そのなかで僕が気づいたのが、「じゃあマーケットとはなにか?」というと、マーケットは基本的にサプライヤーの側から定義することが多いんですけれども、実際は実はコンシューマの側から定義されているものだと。つまり、マーケットとは代替可能な商品のグループである、というのが僕のなかの定義なんですね。
例えば、余暇を過ごそうとしている人がマーケットとして見るのは、ニュースアプリでもあるし、ゲームアプリでもある。つまり、ニュースアプリ、ゲームアプリが同じマーケットに乗るのは、代替可能な商品であるからだ、ということなんですね。
そうなったときに、「ブランドとはなにか?」をもう1回考えると、「ブランドとは、ある商品とある商品を代替可能でないものにする力」なんじゃないかと。
つまり、その人にとって、例えばソニーだとかパナソニックだとか、そういったブランドというものはあまりにも影響力が強くて、その人の心の中で独占市場をつくるものであると定義できると思います。
これをしばらく考えていると、実はすごく分析に使えるなと思いました。
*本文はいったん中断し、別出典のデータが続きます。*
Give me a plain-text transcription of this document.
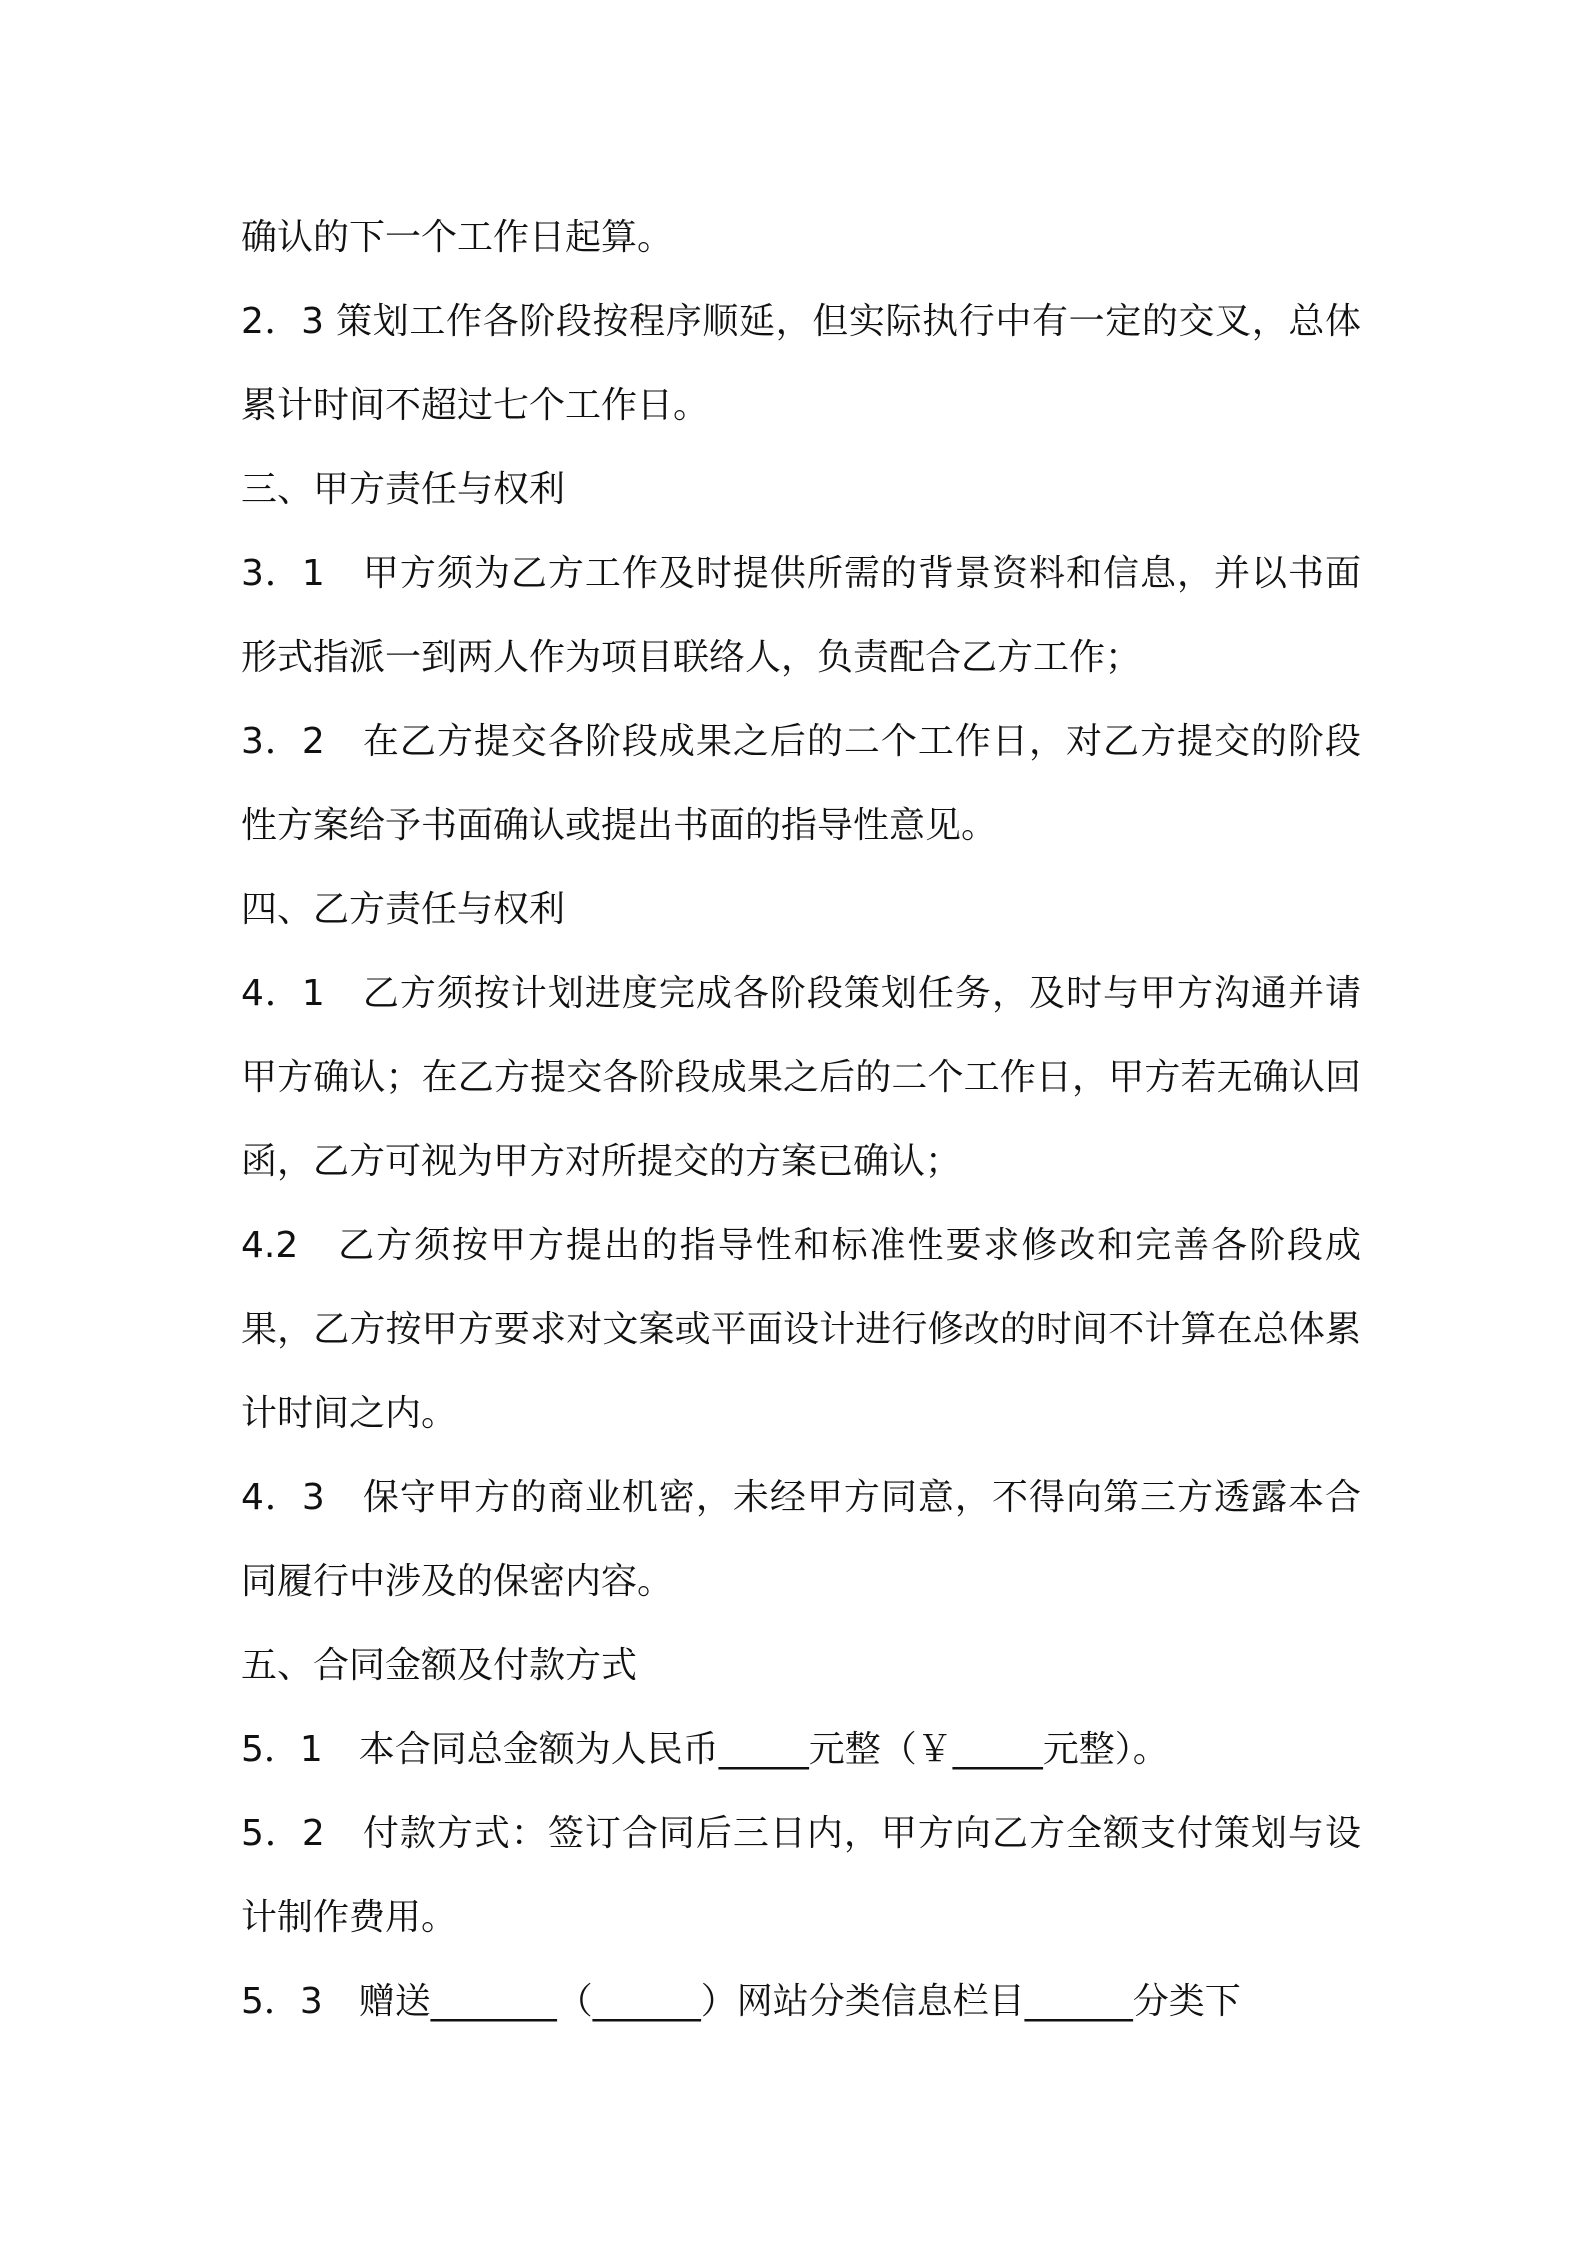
确认的下一个工作日起算。

2．3 策划工作各阶段按程序顺延，但实际执行中有一定的交叉，总体累计时间不超过七个工作日。

三、甲方责任与权利

3．1　甲方须为乙方工作及时提供所需的背景资料和信息，并以书面形式指派一到两人作为项目联络人，负责配合乙方工作；

3．2　在乙方提交各阶段成果之后的二个工作日，对乙方提交的阶段性方案给予书面确认或提出书面的指导性意见。

四、乙方责任与权利

4．1　乙方须按计划进度完成各阶段策划任务，及时与甲方沟通并请甲方确认；在乙方提交各阶段成果之后的二个工作日，甲方若无确认回函，乙方可视为甲方对所提交的方案已确认；

4.2　乙方须按甲方提出的指导性和标准性要求修改和完善各阶段成果，乙方按甲方要求对文案或平面设计进行修改的时间不计算在总体累计时间之内。

4．3　保守甲方的商业机密，未经甲方同意，不得向第三方透露本合同履行中涉及的保密内容。

五、合同金额及付款方式

5．1　本合同总金额为人民币_____元整（￥_____元整）。

5．2　付款方式：签订合同后三日内，甲方向乙方全额支付策划与设计制作费用。

5．3　赠送_______（______）网站分类信息栏目______分类下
マーケットをまずどうデータで定義できるか、かつ、どうブランド力を数値化できるか、というのにちょっと気づいたんですね。
今後そういった意味で、ブランドというものの理解がデータサイエンスから進む日はすごく近いなと思ったのが、僕のなかでは大きなイノベーションでしたね。
参加者6:ありがとうございます。
瀧:かっこいい。
加藤:決めた(笑)。
北川:言いたいこと言いました(笑)。
瀧:たぶんお時間が。
加藤:お時間。最後なければこれで閉じちゃいますが。あ、じゃあ最後。
参加者7:すいません。ちょっと事例ベースの話に変わっちゃうんですけど。なんとなく今、「データサイエンス」というものと「人工知能」というものが混ざっているようで混ざっていないような気がしていまして。そのあたりはどういう場面によってどう使い分けられているのか。
加藤:はい。マスコミに注目して欲しいときには人工知能って言うといいやという。
(会場笑)
北川:わかりやすいですね。
(会場笑)
参加者7:ニュースにして欲しいときは人工知能にする?
加藤:ですね。おっしゃるとおりご指摘はもっともで。サイエンス、科学って真実を追求するものであって、「どの顔が猫ちゃんか?」とかっていうのは技術、data processing technologyのデータ処理技術の話ですよね。科学と技術は違う。データサイエンスと人工知能も違うものですね。そのへんの定義を大切にしていきたいですねぇ。
(会場笑)
加藤:はい、ということですよね。
じゃあ今日は、もう1時間半経ってしまいました。ずいぶん長丁場でしたけれども、来ていただいて大変ありがとうございました。最後に、瀧さんと北川さんに大きな拍手をお願いします。
北川:いえいえ。エルテスさんにも大きな拍手をお願いします。